An Orange line train derailed on Monday as it headed out of Washington DC to the Court House station in Virginia. The cause of the accident is not yet known, but a previous derailment in January 2007 was blamed on “shoddy maintenance.”
“Metro’s failure to keep up with basic maintenance and refusal to take safety steps recommended for years by internal and external reviews were the likely causes” of that previous derailment, says the Washington Post‘s summary of the federal investigation into that derailment. Considering that Metro is still well behind in its maintenance program, it will not be surprising if this week’s derailment is also due to maintenance shortfalls.

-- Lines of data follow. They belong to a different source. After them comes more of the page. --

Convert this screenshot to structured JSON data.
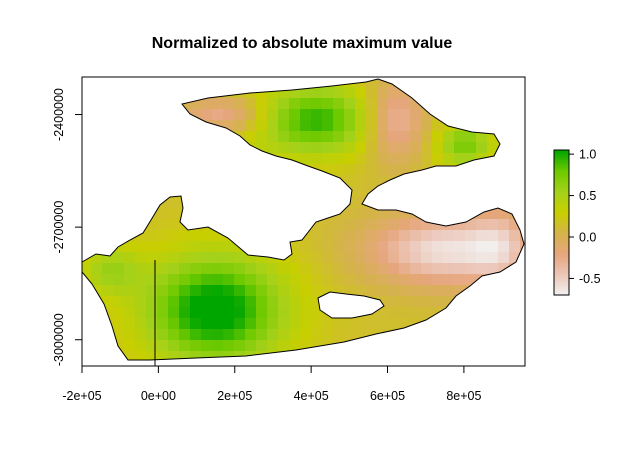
{
  "chart_data": {
    "type": "heatmap",
    "title": "Normalized to absolute maximum value",
    "xlabel": "",
    "ylabel": "",
    "xlim": [
      -200000,
      960000
    ],
    "ylim": [
      -3070000,
      -2300000
    ],
    "x_ticks": [
      -200000,
      0,
      200000,
      400000,
      600000,
      800000
    ],
    "x_tick_labels": [
      "-2e+05",
      "0e+00",
      "2e+05",
      "4e+05",
      "6e+05",
      "8e+05"
    ],
    "y_ticks": [
      -2400000,
      -2700000,
      -3000000
    ],
    "y_tick_labels": [
      "-2400000",
      "-2700000",
      "-3000000"
    ],
    "colorbar": {
      "range": [
        -0.7,
        1.05
      ],
      "ticks": [
        -0.5,
        0.0,
        0.5,
        1.0
      ],
      "tick_labels": [
        "-0.5",
        "0.0",
        "0.5",
        "1.0"
      ],
      "colors": [
        "#f2f2f2",
        "#ecc6b8",
        "#e6a67c",
        "#d4b34a",
        "#c8cf00",
        "#a4d11a",
        "#6ec900",
        "#00a600"
      ]
    },
    "grid": false,
    "legend_position": "right"
  }
}
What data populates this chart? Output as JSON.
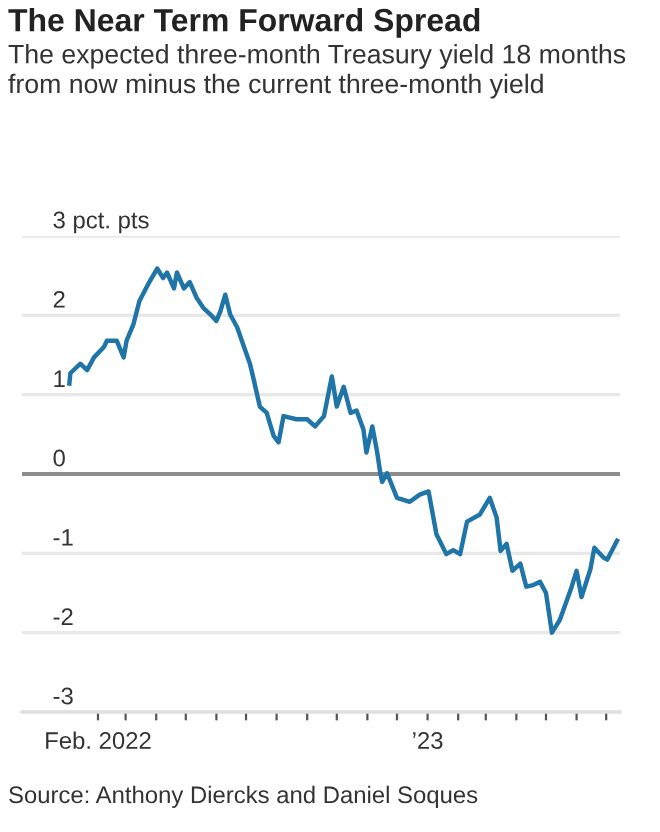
{
  "chart_data": {
    "type": "line",
    "title": "The Near Term Forward Spread",
    "subtitle": "The expected three-month Treasury yield 18 months from now minus the current three-month yield",
    "annotations": [
      "Source: Anthony Diercks and Daniel Soques"
    ],
    "x": [
      "2022-01-03",
      "2022-01-04",
      "2022-01-14",
      "2022-01-21",
      "2022-01-28",
      "2022-02-07",
      "2022-02-10",
      "2022-02-20",
      "2022-02-27",
      "2022-03-02",
      "2022-03-09",
      "2022-03-15",
      "2022-03-25",
      "2022-04-02",
      "2022-04-08",
      "2022-04-12",
      "2022-04-19",
      "2022-04-22",
      "2022-04-29",
      "2022-05-05",
      "2022-05-12",
      "2022-05-19",
      "2022-05-26",
      "2022-06-01",
      "2022-06-05",
      "2022-06-10",
      "2022-06-15",
      "2022-06-22",
      "2022-06-29",
      "2022-07-05",
      "2022-07-09",
      "2022-07-15",
      "2022-07-22",
      "2022-07-29",
      "2022-08-03",
      "2022-08-08",
      "2022-08-21",
      "2022-09-01",
      "2022-09-09",
      "2022-09-18",
      "2022-09-26",
      "2022-10-01",
      "2022-10-08",
      "2022-10-15",
      "2022-10-21",
      "2022-10-28",
      "2022-10-31",
      "2022-11-06",
      "2022-11-11",
      "2022-11-14",
      "2022-11-16",
      "2022-11-21",
      "2022-12-01",
      "2022-12-14",
      "2022-12-24",
      "2023-01-02",
      "2023-01-10",
      "2023-01-20",
      "2023-01-27",
      "2023-02-03",
      "2023-02-10",
      "2023-02-23",
      "2023-03-05",
      "2023-03-12",
      "2023-03-16",
      "2023-03-22",
      "2023-03-28",
      "2023-04-05",
      "2023-04-11",
      "2023-04-18",
      "2023-04-25",
      "2023-05-01",
      "2023-05-07",
      "2023-05-15",
      "2023-05-26",
      "2023-06-01",
      "2023-06-06",
      "2023-06-15",
      "2023-06-19",
      "2023-06-28",
      "2023-07-02",
      "2023-07-12"
    ],
    "series": [
      {
        "color": "#1f74a8",
        "values": [
          1.14,
          1.27,
          1.39,
          1.31,
          1.47,
          1.6,
          1.68,
          1.68,
          1.47,
          1.68,
          1.89,
          2.18,
          2.42,
          2.59,
          2.47,
          2.54,
          2.34,
          2.54,
          2.34,
          2.42,
          2.22,
          2.09,
          2.01,
          1.93,
          2.05,
          2.26,
          2.01,
          1.85,
          1.6,
          1.39,
          1.18,
          0.85,
          0.77,
          0.48,
          0.4,
          0.73,
          0.69,
          0.69,
          0.6,
          0.73,
          1.23,
          0.85,
          1.1,
          0.77,
          0.8,
          0.56,
          0.27,
          0.6,
          0.27,
          0.02,
          -0.1,
          0.01,
          -0.3,
          -0.35,
          -0.26,
          -0.22,
          -0.76,
          -1.01,
          -0.96,
          -1.01,
          -0.6,
          -0.51,
          -0.3,
          -0.55,
          -0.97,
          -0.88,
          -1.22,
          -1.13,
          -1.42,
          -1.4,
          -1.36,
          -1.5,
          -2.0,
          -1.84,
          -1.46,
          -1.22,
          -1.55,
          -1.2,
          -0.93,
          -1.05,
          -1.08,
          -0.84
        ]
      }
    ],
    "xlim": [
      "2021-11-16",
      "2023-07-15"
    ],
    "xticks": [
      {
        "value": "2022-02-01",
        "label": "Feb. 2022"
      },
      {
        "value": "2022-03-01",
        "label": null
      },
      {
        "value": "2022-04-01",
        "label": null
      },
      {
        "value": "2022-05-01",
        "label": null
      },
      {
        "value": "2022-06-01",
        "label": null
      },
      {
        "value": "2022-07-01",
        "label": null
      },
      {
        "value": "2022-08-01",
        "label": null
      },
      {
        "value": "2022-09-01",
        "label": null
      },
      {
        "value": "2022-10-01",
        "label": null
      },
      {
        "value": "2022-11-01",
        "label": null
      },
      {
        "value": "2022-12-01",
        "label": null
      },
      {
        "value": "2023-01-01",
        "label": "’23"
      },
      {
        "value": "2023-02-01",
        "label": null
      },
      {
        "value": "2023-03-01",
        "label": null
      },
      {
        "value": "2023-04-01",
        "label": null
      },
      {
        "value": "2023-05-01",
        "label": null
      },
      {
        "value": "2023-06-01",
        "label": null
      },
      {
        "value": "2023-07-01",
        "label": null
      }
    ],
    "ylim": [
      -3,
      3
    ],
    "yticks": [
      {
        "value": 3,
        "label": "3 pct. pts"
      },
      2,
      1,
      0,
      -1,
      -2,
      -3
    ],
    "grid": "y",
    "ref_lines": [
      {
        "axis": "y",
        "value": 0,
        "color": "#8c8c8c"
      }
    ],
    "legend": false
  }
}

The basic problem, as the Antiplanner keeps saying, is that rail transit is really, really expensive — and those who want to build it rarely take the true cost into account. Not only does it cost a lot to construct, but it costs a lot to maintain because it must be almost completely rebuilt every 30 years or so.

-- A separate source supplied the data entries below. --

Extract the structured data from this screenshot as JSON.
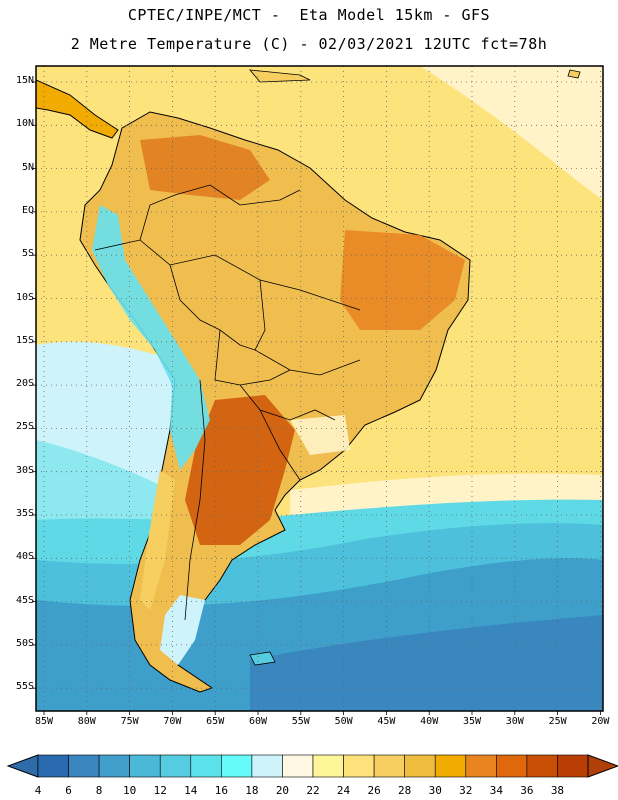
{
  "header": {
    "title_line1": "CPTEC/INPE/MCT -  Eta Model 15km - GFS",
    "title_line2": "2 Metre Temperature (C) - 02/03/2021 12UTC fct=78h"
  },
  "map": {
    "region": "South America",
    "lat_labels": [
      "15N",
      "10N",
      "5N",
      "EQ",
      "5S",
      "10S",
      "15S",
      "20S",
      "25S",
      "30S",
      "35S",
      "40S",
      "45S",
      "50S",
      "55S"
    ],
    "lon_labels": [
      "85W",
      "80W",
      "75W",
      "70W",
      "65W",
      "60W",
      "55W",
      "50W",
      "45W",
      "40W",
      "35W",
      "30W",
      "25W",
      "20W"
    ]
  },
  "colorbar": {
    "labels": [
      "4",
      "6",
      "8",
      "10",
      "12",
      "14",
      "16",
      "18",
      "20",
      "22",
      "24",
      "26",
      "28",
      "30",
      "32",
      "34",
      "36",
      "38"
    ],
    "colors": [
      "#2a6aae",
      "#3a86bf",
      "#41a0cb",
      "#4bb8d8",
      "#55ccdf",
      "#5be1ea",
      "#66fafa",
      "#cff3fb",
      "#fff8e3",
      "#fff599",
      "#fde17a",
      "#f6cf60",
      "#eebd3d",
      "#f2ab00",
      "#e88420",
      "#e0680c",
      "#c94e06",
      "#b93e06"
    ],
    "under_color": "#2f6ba9",
    "over_color": "#b0400a"
  }
}
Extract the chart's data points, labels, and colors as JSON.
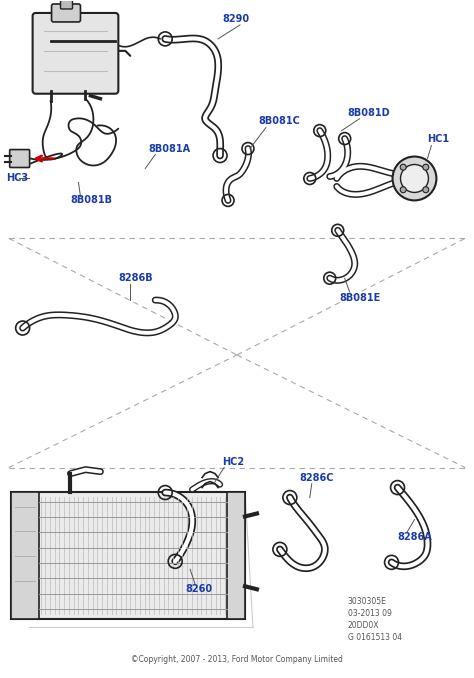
{
  "background_color": "#ffffff",
  "label_color": "#1a3aaa",
  "dark_color": "#222222",
  "gray_color": "#888888",
  "light_gray": "#cccccc",
  "copyright_text": "©Copyright, 2007 - 2013, Ford Motor Company Limited",
  "copyright_color": "#555555",
  "ref_lines": [
    "3030305E",
    "03-2013 09",
    "20DD0X",
    "G 0161513 04"
  ],
  "fig_width": 4.74,
  "fig_height": 6.78,
  "dpi": 100,
  "label_fs": 7.0,
  "small_fs": 5.5,
  "tube_lw_outer": 3.2,
  "tube_lw_inner": 1.6
}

When the escalators break down, Metro can contribute to public health by letting everyone walk up the stairs at Dupont Circle.
Flickr photo by cameraobscura.
According to the National Transit Database, as of 2006 the average age of railcars in Metro’s fleet was more than 20 years, and Metro still has more than 200 cars that are more than 30 years old. The agency does not have the funds to keep its elevators, escalators, or other essential facilities running.

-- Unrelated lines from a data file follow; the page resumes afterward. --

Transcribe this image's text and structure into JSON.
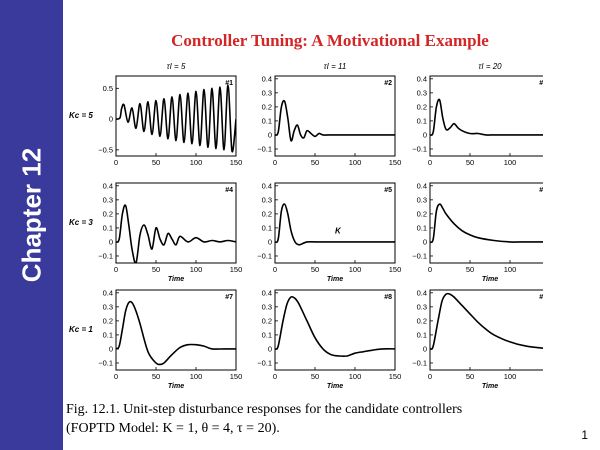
{
  "slide": {
    "sidebar_label": "Chapter 12",
    "title": "Controller Tuning:  A Motivational Example",
    "caption_line1": "Fig. 12.1. Unit-step disturbance responses for the candidate controllers",
    "caption_line2": "(FOPTD Model: K = 1, θ = 4, τ = 20).",
    "page_number": "1",
    "colors": {
      "sidebar": "#3a3a9c",
      "title": "#d32626",
      "curve": "#000000"
    }
  },
  "column_headers": [
    "τI = 5",
    "τI = 11",
    "τI = 20"
  ],
  "row_headers": [
    "Kc = 5",
    "Kc = 3",
    "Kc = 1"
  ],
  "chart_data": [
    {
      "panel": "#1",
      "type": "line",
      "xlabel": "",
      "ylabel": "",
      "xlim": [
        0,
        150
      ],
      "ylim": [
        -0.6,
        0.7
      ],
      "xticks": [
        0,
        50,
        100,
        150
      ],
      "yticks": [
        -0.5,
        0,
        0.5
      ],
      "x": [
        0,
        5,
        7,
        10,
        15,
        20,
        25,
        30,
        35,
        40,
        45,
        50,
        55,
        60,
        65,
        70,
        75,
        80,
        85,
        90,
        95,
        100,
        105,
        110,
        115,
        120,
        125,
        130,
        135,
        140,
        145,
        150
      ],
      "y": [
        0,
        0.02,
        0.17,
        0.23,
        -0.05,
        0.18,
        -0.15,
        0.25,
        -0.2,
        0.28,
        -0.25,
        0.3,
        -0.28,
        0.33,
        -0.32,
        0.36,
        -0.35,
        0.4,
        -0.38,
        0.42,
        -0.4,
        0.45,
        -0.43,
        0.48,
        -0.46,
        0.5,
        -0.48,
        0.52,
        -0.5,
        0.55,
        -0.52,
        0.0
      ]
    },
    {
      "panel": "#2",
      "type": "line",
      "xlabel": "",
      "ylabel": "",
      "xlim": [
        0,
        150
      ],
      "ylim": [
        -0.15,
        0.42
      ],
      "xticks": [
        0,
        50,
        100,
        150
      ],
      "yticks": [
        -0.1,
        0,
        0.1,
        0.2,
        0.3,
        0.4
      ],
      "x": [
        0,
        4,
        8,
        12,
        16,
        20,
        24,
        28,
        32,
        36,
        40,
        45,
        50,
        55,
        60,
        70,
        80,
        90,
        100,
        120,
        150
      ],
      "y": [
        0,
        0.02,
        0.2,
        0.24,
        0.12,
        -0.04,
        0.03,
        0.07,
        0.0,
        -0.02,
        0.03,
        0.01,
        -0.01,
        0.01,
        0.0,
        0.0,
        0.0,
        0.0,
        0.0,
        0.0,
        0.0
      ]
    },
    {
      "panel": "#3",
      "type": "line",
      "xlabel": "",
      "ylabel": "",
      "xlim": [
        0,
        150
      ],
      "ylim": [
        -0.15,
        0.42
      ],
      "xticks": [
        0,
        50,
        100,
        150
      ],
      "yticks": [
        -0.1,
        0,
        0.1,
        0.2,
        0.3,
        0.4
      ],
      "x": [
        0,
        4,
        8,
        12,
        16,
        20,
        25,
        30,
        35,
        40,
        50,
        60,
        70,
        80,
        100,
        120,
        150
      ],
      "y": [
        0,
        0.02,
        0.2,
        0.25,
        0.12,
        0.04,
        0.05,
        0.08,
        0.05,
        0.03,
        0.01,
        0.01,
        0.0,
        0.0,
        0.0,
        0.0,
        0.0
      ]
    },
    {
      "panel": "#4",
      "type": "line",
      "xlabel": "Time",
      "ylabel": "",
      "xlim": [
        0,
        150
      ],
      "ylim": [
        -0.15,
        0.42
      ],
      "xticks": [
        0,
        50,
        100,
        150
      ],
      "yticks": [
        -0.1,
        0,
        0.1,
        0.2,
        0.3,
        0.4
      ],
      "x": [
        0,
        4,
        8,
        12,
        16,
        20,
        25,
        30,
        35,
        40,
        45,
        50,
        55,
        60,
        65,
        70,
        75,
        80,
        90,
        100,
        110,
        120,
        130,
        140,
        150
      ],
      "y": [
        0,
        0.02,
        0.2,
        0.26,
        0.12,
        -0.05,
        -0.15,
        0.05,
        0.12,
        0.05,
        -0.05,
        0.1,
        0.02,
        -0.02,
        0.06,
        0.02,
        -0.02,
        0.04,
        0.0,
        0.03,
        0.0,
        0.01,
        0.0,
        0.01,
        0.0
      ]
    },
    {
      "panel": "#5",
      "type": "line",
      "xlabel": "Time",
      "ylabel": "",
      "xlim": [
        0,
        150
      ],
      "ylim": [
        -0.15,
        0.42
      ],
      "xticks": [
        0,
        50,
        100,
        150
      ],
      "yticks": [
        -0.1,
        0,
        0.1,
        0.2,
        0.3,
        0.4
      ],
      "x": [
        0,
        4,
        8,
        12,
        16,
        20,
        25,
        30,
        35,
        40,
        50,
        60,
        80,
        100,
        150
      ],
      "y": [
        0,
        0.02,
        0.22,
        0.27,
        0.2,
        0.08,
        0.0,
        -0.02,
        -0.01,
        0.0,
        0.0,
        0.0,
        0.0,
        0.0,
        0.0
      ],
      "annotation": "K"
    },
    {
      "panel": "#6",
      "type": "line",
      "xlabel": "Time",
      "ylabel": "",
      "xlim": [
        0,
        150
      ],
      "ylim": [
        -0.15,
        0.42
      ],
      "xticks": [
        0,
        50,
        100,
        150
      ],
      "yticks": [
        -0.1,
        0,
        0.1,
        0.2,
        0.3,
        0.4
      ],
      "x": [
        0,
        4,
        8,
        12,
        16,
        20,
        30,
        40,
        50,
        60,
        80,
        100,
        120,
        150
      ],
      "y": [
        0,
        0.02,
        0.22,
        0.27,
        0.24,
        0.2,
        0.13,
        0.08,
        0.05,
        0.03,
        0.01,
        0.0,
        0.0,
        0.0
      ]
    },
    {
      "panel": "#7",
      "type": "line",
      "xlabel": "Time",
      "ylabel": "",
      "xlim": [
        0,
        150
      ],
      "ylim": [
        -0.15,
        0.42
      ],
      "xticks": [
        0,
        50,
        100,
        150
      ],
      "yticks": [
        -0.1,
        0,
        0.1,
        0.2,
        0.3,
        0.4
      ],
      "x": [
        0,
        4,
        8,
        12,
        16,
        20,
        25,
        30,
        40,
        50,
        55,
        60,
        70,
        80,
        90,
        100,
        110,
        120,
        135,
        150
      ],
      "y": [
        0,
        0.02,
        0.14,
        0.27,
        0.33,
        0.33,
        0.27,
        0.18,
        -0.02,
        -0.1,
        -0.11,
        -0.1,
        -0.04,
        0.01,
        0.03,
        0.03,
        0.02,
        0.0,
        0.0,
        0.0
      ]
    },
    {
      "panel": "#8",
      "type": "line",
      "xlabel": "Time",
      "ylabel": "",
      "xlim": [
        0,
        150
      ],
      "ylim": [
        -0.15,
        0.42
      ],
      "xticks": [
        0,
        50,
        100,
        150
      ],
      "yticks": [
        -0.1,
        0,
        0.1,
        0.2,
        0.3,
        0.4
      ],
      "x": [
        0,
        4,
        10,
        15,
        20,
        25,
        30,
        40,
        50,
        60,
        70,
        80,
        90,
        100,
        110,
        120,
        135,
        150
      ],
      "y": [
        0,
        0.02,
        0.2,
        0.32,
        0.37,
        0.36,
        0.32,
        0.2,
        0.08,
        0.0,
        -0.04,
        -0.05,
        -0.05,
        -0.03,
        -0.02,
        -0.01,
        0.0,
        0.0
      ]
    },
    {
      "panel": "#9",
      "type": "line",
      "xlabel": "Time",
      "ylabel": "",
      "xlim": [
        0,
        150
      ],
      "ylim": [
        -0.15,
        0.42
      ],
      "xticks": [
        0,
        50,
        100,
        150
      ],
      "yticks": [
        -0.1,
        0,
        0.1,
        0.2,
        0.3,
        0.4
      ],
      "x": [
        0,
        4,
        10,
        15,
        20,
        25,
        30,
        40,
        50,
        60,
        70,
        80,
        100,
        120,
        150
      ],
      "y": [
        0,
        0.02,
        0.2,
        0.34,
        0.39,
        0.39,
        0.37,
        0.31,
        0.25,
        0.19,
        0.14,
        0.1,
        0.05,
        0.02,
        0.0
      ]
    }
  ]
}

Washington’s Metrorail system was built with federal funds, but local governments were supposed to fund its operations. No one, however, provided for the 30-year rehabilitation that is now coming due. As noted here previously, Metro says it needs $12 billion to keep the trains running, and — except for hoping for a federal bailout — it hasn’t the foggiest idea of where it is going to get it.
As of 2006, Metrorail operations cost more than $640 million and collected less than $400 million in fares, leaving a $240 million deficit. Metro also spent just over $150 million on “capital improvements,” which is a misnomer because almost all of it was spent buying replacement railcars.
If we take the $12 billion in deferred maintenance and spread it over 12 years, then Metro’s real deficit is close to $1.4 billion per year. One way to cover that deficit would be to raise fares by 350 percent — from the current average of $1.45 to $6.50 per trip.
Deferred maintenance could be one reason why Metrorail’s ridership growth is so anemic. In 2005, Metrorail carried 5.1% more passengers than in 2004. In 2006, growth slipped to 3.7%, while in 2007 ridership actually declined by 1.0%. So far in 2008, ridership is 2.3% above this same point in 2007, which isn’t saying much considering the high fuel prices.
A purple line?
Despite not having enough money to maintain the existing rail system, rail backers want Metro to build an extension to Dulles Airport, not to mention a new purple line, which is supposed to be a light-rail line encircling the district. The first, 16-mile segment between Bethesda and New Carrollton, would cost $1.75 billion, or well over $100 million per mile (twice the cost of the average light-rail line elsewhere and easily enough to build an eight-lane freeway of the same length). Transit officials estimate this line would carry 68,000 people per day — but admit that 80 percent of them are already riding transit, so it won’t do much to relieve congestion.
How often in the course of debates over whether to build new rail transit lines have proponents said, “Once a rail line is built, it is there forever.” What a pack of liars.